La façade d'ARNOLFO est tout ce qui reste de l'ancienne splendeur du palais. Cet asile inviolable des magistrats florentins fut remanié au XVIe siècle par VASARI, le courtisan et l'ami des Médicis, animés eux-mêmes contre le Palais Vieux et la Loggia de la haine que leur inspirait tout souvenir de la grandeur et de la liberté florentines. Sur leurs ordres, Vasari coupa les étages, fit tous les agrandissements sur la via del Leone, décora somptueusement les appartements et transforma la sévère demeure des prieurs en une fastueuse résidence princière. Déjà en 1450, sur l'ordre de Cosme, MICHELOZZO avait dû ouvrir la cour intérieure entourée de portiques dont les colonnes, trouvées trop simples, furent surchargées ensuite par MARCO DA FAENZA d'arabesques en stuc dans le goût de la décadence raphaëlesque.

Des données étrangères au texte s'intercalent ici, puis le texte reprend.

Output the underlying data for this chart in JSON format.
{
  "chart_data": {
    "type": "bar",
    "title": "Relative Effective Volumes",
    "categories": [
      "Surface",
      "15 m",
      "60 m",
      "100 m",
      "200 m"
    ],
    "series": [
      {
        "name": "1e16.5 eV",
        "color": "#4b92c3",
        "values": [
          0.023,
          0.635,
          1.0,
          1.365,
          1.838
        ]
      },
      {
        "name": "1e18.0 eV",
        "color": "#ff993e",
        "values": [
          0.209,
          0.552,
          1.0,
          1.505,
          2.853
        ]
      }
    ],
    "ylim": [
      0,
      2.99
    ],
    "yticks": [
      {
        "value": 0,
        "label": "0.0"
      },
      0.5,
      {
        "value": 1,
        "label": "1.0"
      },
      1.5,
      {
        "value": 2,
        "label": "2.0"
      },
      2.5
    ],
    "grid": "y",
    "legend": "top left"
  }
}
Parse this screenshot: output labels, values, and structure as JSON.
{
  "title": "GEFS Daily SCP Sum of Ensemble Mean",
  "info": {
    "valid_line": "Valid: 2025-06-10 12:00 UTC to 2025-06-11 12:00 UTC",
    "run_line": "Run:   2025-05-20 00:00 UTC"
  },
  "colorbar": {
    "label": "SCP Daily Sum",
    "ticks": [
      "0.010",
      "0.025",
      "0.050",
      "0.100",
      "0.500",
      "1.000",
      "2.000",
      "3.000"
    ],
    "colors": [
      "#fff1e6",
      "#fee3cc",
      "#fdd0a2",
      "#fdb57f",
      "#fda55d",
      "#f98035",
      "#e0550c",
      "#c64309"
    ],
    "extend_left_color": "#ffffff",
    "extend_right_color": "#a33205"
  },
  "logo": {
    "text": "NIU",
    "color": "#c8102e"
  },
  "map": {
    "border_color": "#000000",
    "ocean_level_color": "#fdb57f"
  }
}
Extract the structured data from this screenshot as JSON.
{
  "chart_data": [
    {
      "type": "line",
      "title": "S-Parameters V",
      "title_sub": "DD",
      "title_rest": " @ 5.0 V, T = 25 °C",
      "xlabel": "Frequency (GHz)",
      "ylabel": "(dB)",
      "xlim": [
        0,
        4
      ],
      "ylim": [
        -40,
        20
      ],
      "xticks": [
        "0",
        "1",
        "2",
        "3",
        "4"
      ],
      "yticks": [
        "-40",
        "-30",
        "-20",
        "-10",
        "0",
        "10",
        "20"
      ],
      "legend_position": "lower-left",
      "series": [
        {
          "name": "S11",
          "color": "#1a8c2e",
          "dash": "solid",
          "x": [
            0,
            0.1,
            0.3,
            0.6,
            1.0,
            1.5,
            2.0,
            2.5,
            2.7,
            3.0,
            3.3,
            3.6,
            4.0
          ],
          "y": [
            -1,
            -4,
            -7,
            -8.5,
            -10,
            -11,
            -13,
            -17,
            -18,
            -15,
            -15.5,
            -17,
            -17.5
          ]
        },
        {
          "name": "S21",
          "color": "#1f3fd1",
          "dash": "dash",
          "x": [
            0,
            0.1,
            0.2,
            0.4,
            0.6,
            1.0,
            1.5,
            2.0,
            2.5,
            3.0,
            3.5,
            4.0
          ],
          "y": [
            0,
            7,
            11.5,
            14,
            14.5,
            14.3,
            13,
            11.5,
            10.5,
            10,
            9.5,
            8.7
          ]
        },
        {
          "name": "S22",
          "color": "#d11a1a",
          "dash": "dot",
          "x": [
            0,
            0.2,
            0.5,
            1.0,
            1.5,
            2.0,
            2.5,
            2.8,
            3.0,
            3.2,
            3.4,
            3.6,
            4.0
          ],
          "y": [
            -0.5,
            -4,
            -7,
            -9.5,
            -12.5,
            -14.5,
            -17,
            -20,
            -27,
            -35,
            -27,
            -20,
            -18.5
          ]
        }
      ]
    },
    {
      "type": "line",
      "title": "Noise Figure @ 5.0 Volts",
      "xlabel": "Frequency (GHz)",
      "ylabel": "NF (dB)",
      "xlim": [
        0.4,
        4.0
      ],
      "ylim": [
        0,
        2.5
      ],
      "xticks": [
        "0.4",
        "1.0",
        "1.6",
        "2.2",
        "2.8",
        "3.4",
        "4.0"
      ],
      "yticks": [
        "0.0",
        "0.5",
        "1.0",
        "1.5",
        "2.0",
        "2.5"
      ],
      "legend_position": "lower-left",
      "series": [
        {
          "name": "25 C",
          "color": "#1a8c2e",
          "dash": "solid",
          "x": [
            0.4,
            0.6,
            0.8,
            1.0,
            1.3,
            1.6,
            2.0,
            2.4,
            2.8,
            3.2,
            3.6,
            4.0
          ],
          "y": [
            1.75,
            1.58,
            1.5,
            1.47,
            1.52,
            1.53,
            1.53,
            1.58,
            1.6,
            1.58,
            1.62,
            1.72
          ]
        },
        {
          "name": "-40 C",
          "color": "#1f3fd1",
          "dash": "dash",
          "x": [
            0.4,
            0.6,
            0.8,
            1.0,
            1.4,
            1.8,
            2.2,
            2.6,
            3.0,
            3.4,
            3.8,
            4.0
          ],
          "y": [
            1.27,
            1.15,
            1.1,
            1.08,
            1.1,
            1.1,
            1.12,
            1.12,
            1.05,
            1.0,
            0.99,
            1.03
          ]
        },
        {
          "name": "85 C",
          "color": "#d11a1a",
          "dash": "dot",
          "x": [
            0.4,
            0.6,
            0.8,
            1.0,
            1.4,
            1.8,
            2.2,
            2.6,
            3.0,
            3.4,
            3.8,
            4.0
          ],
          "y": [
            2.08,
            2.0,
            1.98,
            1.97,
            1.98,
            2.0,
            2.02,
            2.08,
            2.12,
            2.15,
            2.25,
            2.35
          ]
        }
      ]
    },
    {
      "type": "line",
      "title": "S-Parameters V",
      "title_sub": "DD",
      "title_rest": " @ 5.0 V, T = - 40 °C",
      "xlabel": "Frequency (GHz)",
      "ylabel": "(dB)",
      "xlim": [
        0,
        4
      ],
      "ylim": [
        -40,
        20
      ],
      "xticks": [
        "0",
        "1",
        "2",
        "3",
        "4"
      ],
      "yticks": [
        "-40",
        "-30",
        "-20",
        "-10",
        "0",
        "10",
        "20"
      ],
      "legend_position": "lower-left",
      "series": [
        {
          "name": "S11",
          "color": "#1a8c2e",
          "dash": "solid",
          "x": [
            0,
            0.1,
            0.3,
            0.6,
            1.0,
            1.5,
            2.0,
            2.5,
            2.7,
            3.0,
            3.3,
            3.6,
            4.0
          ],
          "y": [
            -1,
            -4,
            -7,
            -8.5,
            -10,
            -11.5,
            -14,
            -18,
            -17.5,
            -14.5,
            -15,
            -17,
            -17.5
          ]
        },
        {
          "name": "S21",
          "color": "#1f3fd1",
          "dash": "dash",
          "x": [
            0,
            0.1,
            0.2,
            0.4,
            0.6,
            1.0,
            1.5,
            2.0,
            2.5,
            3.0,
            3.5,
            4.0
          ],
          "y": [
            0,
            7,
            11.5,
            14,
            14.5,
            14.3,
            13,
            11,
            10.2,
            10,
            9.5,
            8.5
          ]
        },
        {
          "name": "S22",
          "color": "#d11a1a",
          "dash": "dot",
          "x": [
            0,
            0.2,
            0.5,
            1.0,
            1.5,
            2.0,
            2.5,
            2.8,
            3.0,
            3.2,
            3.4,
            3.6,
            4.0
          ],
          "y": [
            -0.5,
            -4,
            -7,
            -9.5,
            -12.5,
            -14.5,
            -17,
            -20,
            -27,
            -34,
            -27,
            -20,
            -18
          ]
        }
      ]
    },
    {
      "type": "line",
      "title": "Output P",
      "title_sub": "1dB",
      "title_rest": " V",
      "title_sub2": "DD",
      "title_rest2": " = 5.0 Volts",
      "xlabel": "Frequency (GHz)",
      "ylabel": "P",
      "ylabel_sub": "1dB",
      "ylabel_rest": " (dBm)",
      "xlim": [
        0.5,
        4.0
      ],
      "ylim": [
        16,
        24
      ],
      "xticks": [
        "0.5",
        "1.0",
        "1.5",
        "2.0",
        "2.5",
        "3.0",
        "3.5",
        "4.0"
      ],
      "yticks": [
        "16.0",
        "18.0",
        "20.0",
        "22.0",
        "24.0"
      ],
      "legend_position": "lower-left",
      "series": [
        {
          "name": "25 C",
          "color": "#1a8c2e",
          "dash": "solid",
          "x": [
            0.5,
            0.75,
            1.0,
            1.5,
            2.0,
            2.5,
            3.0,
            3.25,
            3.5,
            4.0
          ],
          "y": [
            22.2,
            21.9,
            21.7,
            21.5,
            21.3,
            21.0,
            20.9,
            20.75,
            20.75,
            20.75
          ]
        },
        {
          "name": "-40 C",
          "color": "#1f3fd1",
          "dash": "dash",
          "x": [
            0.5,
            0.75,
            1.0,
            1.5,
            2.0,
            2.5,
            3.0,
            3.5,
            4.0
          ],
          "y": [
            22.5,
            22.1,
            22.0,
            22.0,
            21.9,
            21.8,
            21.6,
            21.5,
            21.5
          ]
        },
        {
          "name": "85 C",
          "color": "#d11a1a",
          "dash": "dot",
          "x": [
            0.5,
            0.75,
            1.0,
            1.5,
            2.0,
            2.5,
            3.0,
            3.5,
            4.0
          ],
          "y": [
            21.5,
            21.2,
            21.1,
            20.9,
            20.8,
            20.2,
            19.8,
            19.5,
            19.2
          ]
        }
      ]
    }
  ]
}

Des œuvres si nombreuses commandées par Laurent le Magnifique au VERROCCHIO, peu ont subsisté; l'une d'elles est l'Enfant au Dauphin placé au milieu de la vasque occupant le centre de la cour. C'est un ravissant petit amour en bronze qui s'envole en pressant contre son cœur un dauphin, charmant ouvrage, parfait de naturel et de grâce enfantine.
A l'intérieur, un escalier monumental conduit au premier étage et à l'immense Salle des Cinq Cents construite par VASARI, qui détruisit à cet effet toute une partie de l'intérieur du palais. Il la décora de fresques détestables et démesurées relatives aux guerres de Florence et de Sienne. Le plafond allégorique par Vasari est une apothéose des Médicis.
Un passage fait communiquer cette salle avec la salle du Conseil à laquelle donne accès une adorable porte du vieux Palais, exécutée en marbre blanc par GIOVANNI DI TEDESCO (1388). Les colonnes torses qui lui servent de cadre, supportent un admirable linteau où sont sculptées les armes de Florence, celles des Guelfes, et celles de la maison d'Anjou, triple association dont l'image mystique occupe le tympan sous la forme de la triple face de la Trinité. Des vantaux en bronze doré, ornés de compartiments à mascarons, complètent cette belle décoration.
La salle du Conseil est une magnifique pièce dont le beau plafond à caissons a été sculpté par MICHELOZZO.
Une frise décorée d'armoiries reliées par des guirlandes entoure la salle, dont les murs sont couverts de belles tapisseries de la manufacture de Florence où se déroule l'Histoire de Joseph d'après les dessins du BRONZINO. La petite salle voisine a également un magnifique plafond à caissons dû à BENEDETTO DA MAJANO.